The Chief Justice of India has delivered significant conclusions:

• Jammu and Kashmir lacks sovereignty post the Instrument of Accession.
• No internal sovereignty for Jammu and Kashmir.
• Challenge to Presidential Rule proclamation deemed invalid.
• Presidential power must align with the objective of rule.
• Parliament’s lawmaking power for the state cannot be excluded.
• Article 370 was temporary.
• Dissolution of Constituent Assembly removed only transitory power.
• Amendment of Article 370 through CO 272, Para 2 deemed ultra vires.
• President’s power use not malicious; no state concurrence needed.
• CO 272, Para 2 application of Indian Constitution to J&K validated.
• Continuous presidential power exercise signifies ongoing integration.
• Jammu and Kashmir Constitution declared redundant.
• Presidential power use affirmed as not malicious.
• Decision to carve out UT of Ladakh upheld; Statehood restoration promised for J&K; Elections directed under Reorganisation Act. (Election by September 2024)

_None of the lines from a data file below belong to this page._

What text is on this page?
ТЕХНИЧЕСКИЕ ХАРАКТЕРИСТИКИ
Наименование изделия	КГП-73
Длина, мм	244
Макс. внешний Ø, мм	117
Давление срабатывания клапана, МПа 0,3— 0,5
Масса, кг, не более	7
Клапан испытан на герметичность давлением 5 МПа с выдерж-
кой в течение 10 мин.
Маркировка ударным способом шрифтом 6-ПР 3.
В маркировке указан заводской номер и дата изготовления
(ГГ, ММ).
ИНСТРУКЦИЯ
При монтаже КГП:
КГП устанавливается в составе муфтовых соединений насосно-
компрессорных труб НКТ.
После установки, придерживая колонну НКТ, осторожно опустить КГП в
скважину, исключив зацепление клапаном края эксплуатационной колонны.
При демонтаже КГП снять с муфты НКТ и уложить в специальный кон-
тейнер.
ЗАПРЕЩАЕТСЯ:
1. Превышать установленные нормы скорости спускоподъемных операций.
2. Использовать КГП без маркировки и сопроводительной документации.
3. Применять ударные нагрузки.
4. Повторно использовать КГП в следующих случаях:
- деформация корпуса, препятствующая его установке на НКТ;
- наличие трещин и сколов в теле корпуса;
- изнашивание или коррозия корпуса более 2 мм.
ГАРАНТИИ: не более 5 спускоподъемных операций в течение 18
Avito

Justice SK Kaul emphasized that Article 370 was initially a temporary provision designed to derecognize internal sovereignty, aiming to bring the state of Jammu and Kashmir in line with other states in India, facilitating gradual integration. He argued that the constitutionality in Article 370(3), requiring concurrence with the state, should not render the broader purpose of the article redundant. Justice Kaul criticized the use of the amendment of Article 367 as a backdoor approach, highlighting that the cessation of the constituent assembly only meant the end of its recommendatory powers. Additionally, he noted that Article 356 could be imposed without barring the union or president from exercising non-legislative functions on the state legislature. Justice Kaul expressed difficulty in ascertaining the views of the state legislature due to the absence of a session and concluded with a poignant acknowledgment of the challenges faced by the people of the state, calling for healing in the aftermath of insurgencies and intergenerational trauma.

Justice Khanna contributed by stating that while amending Article 367 (CO 272) was legally flawed, the same objective could be achieved through Article 370(3), validating the constitutionality of CO 273.